The lowest time complexity of search algorithms for sorted lists is $$O(n)=logn$$.

The lowest time complexity of sorting algorithms is $$O(n) = nlogn$$

So in order to be able to use a search algorithm for sorted lists we first must sort the list which takes min of $$nlogn$$ time complexity.Since the brute force search algorithm has a time complexity of just $$n$$ why bother sorting the list to figure out if a element is inside a list since $$n<nlogn$$.What is the use of search algorithms of a sorted list?

Answer 1

Your reasoning is relevant: sorting a list to perform a single search would be foolish.

The general idea of search algorithms is that you spend some time preprocessing the data structure, in such a way that the cost of the subsequent searches is lowered. But of course, the total cost after the desired number of queries should not exceed the cost of the same queries without optimization.

In your example, sorting is worth the effort if you need to perform at least $\Omega(\log n)$ queries.

Answer 2

Naturally, if you want to check once whether an element is in an unsorted list, the O(n) brute force approach is the way to go, right as you say in the question.
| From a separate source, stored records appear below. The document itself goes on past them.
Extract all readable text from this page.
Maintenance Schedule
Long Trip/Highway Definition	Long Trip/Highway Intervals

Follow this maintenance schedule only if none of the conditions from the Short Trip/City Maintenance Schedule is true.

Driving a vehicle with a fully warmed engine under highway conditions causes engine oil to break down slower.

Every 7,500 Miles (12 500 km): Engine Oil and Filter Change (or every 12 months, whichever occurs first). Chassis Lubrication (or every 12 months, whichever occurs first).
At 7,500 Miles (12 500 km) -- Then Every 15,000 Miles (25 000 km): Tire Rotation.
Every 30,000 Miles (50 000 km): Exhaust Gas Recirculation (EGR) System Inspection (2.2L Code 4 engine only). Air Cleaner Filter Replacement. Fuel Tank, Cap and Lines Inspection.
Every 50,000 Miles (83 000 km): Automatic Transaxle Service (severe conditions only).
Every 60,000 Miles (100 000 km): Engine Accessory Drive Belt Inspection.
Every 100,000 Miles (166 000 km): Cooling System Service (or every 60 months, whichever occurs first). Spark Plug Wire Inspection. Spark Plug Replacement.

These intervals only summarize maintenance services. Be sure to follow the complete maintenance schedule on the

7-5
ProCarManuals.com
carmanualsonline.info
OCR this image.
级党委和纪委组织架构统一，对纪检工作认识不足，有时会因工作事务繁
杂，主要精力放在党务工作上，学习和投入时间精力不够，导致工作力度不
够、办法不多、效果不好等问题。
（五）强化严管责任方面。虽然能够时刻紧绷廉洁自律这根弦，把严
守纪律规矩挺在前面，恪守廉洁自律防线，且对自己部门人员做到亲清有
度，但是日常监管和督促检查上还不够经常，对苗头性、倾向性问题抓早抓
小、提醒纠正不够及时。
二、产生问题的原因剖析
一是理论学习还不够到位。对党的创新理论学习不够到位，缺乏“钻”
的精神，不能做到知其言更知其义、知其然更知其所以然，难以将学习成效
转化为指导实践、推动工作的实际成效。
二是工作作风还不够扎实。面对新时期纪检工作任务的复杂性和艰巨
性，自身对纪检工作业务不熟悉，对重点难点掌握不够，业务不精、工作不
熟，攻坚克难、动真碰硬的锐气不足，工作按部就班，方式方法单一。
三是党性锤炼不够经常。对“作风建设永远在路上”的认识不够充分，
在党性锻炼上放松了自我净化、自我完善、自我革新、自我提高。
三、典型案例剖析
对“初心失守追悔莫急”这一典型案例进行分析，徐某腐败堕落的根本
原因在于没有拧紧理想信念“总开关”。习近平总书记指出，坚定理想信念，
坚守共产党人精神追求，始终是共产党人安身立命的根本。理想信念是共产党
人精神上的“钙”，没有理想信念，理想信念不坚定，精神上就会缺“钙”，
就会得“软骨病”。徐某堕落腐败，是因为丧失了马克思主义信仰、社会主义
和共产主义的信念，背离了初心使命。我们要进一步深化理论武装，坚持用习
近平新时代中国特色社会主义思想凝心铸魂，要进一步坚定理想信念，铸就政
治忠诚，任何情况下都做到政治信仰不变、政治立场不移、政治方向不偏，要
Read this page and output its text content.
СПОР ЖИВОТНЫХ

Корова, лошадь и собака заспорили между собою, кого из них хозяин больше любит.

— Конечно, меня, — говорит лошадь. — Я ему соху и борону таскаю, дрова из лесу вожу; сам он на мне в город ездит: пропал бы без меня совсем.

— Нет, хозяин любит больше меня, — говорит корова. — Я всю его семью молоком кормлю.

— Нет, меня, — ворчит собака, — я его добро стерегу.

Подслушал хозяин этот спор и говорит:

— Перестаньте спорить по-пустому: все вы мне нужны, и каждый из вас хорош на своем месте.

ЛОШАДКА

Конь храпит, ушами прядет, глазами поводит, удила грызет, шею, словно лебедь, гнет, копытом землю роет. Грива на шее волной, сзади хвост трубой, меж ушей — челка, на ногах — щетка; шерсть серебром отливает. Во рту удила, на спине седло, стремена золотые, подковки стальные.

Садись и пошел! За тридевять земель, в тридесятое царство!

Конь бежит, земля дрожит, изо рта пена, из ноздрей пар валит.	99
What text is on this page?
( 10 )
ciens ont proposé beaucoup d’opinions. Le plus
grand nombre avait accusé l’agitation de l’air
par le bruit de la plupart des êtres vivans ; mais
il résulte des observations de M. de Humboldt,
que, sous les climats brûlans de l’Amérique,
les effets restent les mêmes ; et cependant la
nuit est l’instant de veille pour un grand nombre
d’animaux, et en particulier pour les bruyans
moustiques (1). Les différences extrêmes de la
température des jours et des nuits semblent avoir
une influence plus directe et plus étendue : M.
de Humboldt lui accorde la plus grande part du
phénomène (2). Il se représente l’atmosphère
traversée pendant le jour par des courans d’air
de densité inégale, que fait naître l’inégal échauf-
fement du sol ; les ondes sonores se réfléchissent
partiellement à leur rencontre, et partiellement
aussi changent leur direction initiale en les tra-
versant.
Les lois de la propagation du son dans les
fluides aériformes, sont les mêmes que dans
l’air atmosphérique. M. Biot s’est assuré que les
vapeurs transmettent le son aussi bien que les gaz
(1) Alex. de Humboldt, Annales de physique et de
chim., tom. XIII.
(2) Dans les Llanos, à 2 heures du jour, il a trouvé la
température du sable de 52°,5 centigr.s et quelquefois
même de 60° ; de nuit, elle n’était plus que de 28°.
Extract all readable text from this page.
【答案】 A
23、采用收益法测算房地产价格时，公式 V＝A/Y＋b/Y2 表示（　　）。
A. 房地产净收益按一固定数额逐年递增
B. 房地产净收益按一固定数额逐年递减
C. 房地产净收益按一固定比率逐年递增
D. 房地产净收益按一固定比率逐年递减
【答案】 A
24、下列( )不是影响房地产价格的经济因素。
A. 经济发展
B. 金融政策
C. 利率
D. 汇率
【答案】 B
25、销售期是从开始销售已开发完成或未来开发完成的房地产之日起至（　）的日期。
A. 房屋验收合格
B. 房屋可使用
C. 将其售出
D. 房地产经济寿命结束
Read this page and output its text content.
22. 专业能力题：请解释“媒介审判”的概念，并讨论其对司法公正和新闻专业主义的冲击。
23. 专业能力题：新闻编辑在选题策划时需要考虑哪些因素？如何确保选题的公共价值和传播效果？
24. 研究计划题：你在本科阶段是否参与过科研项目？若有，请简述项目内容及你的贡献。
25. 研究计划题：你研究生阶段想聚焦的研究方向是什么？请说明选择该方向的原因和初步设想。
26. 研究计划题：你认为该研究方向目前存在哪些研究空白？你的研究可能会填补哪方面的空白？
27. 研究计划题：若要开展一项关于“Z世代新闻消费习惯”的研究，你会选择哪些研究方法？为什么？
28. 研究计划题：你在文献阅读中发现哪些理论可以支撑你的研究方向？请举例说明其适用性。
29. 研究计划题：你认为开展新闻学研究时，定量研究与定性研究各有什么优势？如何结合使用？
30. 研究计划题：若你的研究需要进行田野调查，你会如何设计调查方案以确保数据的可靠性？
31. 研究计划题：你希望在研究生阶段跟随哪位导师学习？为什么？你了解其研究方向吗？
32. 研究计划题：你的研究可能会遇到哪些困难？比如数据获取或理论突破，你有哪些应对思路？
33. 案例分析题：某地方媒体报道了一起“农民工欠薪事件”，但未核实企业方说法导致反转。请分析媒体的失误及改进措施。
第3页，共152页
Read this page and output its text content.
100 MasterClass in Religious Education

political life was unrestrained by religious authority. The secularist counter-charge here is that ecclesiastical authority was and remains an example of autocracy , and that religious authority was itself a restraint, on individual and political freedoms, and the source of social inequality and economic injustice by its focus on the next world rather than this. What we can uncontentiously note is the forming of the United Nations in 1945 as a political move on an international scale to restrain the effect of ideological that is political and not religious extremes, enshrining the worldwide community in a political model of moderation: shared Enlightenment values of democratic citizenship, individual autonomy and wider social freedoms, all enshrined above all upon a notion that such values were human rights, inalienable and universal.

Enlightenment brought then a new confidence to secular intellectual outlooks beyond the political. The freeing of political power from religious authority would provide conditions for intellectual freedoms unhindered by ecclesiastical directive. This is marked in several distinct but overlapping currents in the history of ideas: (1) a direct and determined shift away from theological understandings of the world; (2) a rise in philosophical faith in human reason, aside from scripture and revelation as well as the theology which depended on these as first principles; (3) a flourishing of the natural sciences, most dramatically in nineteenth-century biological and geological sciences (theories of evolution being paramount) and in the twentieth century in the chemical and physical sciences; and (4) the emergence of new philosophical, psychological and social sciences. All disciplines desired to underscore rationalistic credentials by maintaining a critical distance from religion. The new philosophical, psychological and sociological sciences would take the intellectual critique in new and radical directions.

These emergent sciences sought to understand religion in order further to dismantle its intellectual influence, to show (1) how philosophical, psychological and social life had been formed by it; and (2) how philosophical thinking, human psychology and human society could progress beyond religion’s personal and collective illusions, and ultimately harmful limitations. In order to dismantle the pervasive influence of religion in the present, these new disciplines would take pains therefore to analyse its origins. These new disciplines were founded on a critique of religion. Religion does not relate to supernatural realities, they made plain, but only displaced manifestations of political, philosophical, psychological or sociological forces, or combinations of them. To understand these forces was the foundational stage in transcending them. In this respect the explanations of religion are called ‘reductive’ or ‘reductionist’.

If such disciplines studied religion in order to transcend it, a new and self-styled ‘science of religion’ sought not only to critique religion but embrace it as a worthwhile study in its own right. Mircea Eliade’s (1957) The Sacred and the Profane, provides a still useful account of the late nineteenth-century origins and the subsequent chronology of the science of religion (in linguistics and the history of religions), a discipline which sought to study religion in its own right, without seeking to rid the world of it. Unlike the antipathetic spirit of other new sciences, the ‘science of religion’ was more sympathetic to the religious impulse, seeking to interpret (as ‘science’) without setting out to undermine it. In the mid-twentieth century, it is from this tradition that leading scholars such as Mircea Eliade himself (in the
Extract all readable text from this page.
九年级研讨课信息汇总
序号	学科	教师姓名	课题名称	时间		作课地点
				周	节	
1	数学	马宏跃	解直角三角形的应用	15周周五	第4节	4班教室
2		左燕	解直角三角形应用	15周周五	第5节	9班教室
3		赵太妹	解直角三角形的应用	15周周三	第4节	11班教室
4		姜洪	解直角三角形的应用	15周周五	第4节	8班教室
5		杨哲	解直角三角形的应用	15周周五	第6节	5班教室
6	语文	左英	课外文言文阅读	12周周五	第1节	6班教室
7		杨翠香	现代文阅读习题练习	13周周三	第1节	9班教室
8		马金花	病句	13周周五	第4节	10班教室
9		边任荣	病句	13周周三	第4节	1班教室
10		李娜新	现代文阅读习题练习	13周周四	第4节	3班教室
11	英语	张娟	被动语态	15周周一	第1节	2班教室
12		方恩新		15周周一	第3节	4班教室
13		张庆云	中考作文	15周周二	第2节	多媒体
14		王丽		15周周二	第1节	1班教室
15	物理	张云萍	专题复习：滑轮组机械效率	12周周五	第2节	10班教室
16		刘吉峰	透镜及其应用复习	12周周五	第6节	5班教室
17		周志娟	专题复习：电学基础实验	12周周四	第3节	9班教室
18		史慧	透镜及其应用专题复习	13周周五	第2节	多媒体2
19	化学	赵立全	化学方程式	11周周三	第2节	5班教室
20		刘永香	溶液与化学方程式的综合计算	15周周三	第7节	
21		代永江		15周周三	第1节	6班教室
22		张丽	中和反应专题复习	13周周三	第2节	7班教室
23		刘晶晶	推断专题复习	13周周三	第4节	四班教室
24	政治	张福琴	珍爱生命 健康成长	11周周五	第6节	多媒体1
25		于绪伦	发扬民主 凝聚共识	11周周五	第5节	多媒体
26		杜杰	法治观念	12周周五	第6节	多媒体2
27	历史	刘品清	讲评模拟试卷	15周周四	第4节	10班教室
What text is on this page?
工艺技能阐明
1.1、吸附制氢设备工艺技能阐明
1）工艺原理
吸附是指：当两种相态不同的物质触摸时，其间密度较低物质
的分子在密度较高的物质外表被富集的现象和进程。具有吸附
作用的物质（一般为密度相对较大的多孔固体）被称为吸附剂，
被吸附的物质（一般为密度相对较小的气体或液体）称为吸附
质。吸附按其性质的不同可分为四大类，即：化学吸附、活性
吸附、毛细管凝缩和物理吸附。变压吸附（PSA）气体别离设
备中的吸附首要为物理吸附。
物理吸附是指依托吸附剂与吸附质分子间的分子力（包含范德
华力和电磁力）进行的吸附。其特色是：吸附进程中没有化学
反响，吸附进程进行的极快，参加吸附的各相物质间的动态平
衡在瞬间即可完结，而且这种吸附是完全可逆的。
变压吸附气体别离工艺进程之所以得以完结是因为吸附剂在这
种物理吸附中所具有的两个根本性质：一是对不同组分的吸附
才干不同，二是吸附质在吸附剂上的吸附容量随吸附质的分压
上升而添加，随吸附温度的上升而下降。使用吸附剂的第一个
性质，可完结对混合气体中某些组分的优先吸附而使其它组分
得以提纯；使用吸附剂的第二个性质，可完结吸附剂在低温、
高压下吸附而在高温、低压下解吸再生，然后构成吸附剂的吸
The effect of pre-sorting the list occurs when there are many queries. For example, when there is an unsorted list of length $n$, and then $q$ membership checks, the brute force approach takes $O (n q)$, whereas pre-sorting and binary search take $O (n \log n + q \log n)$. When $q = 1$, it is less efficient than brute force. But when $q = n$, it is $O (n \log n)$ versus $O (n^2)$, a pretty significant difference.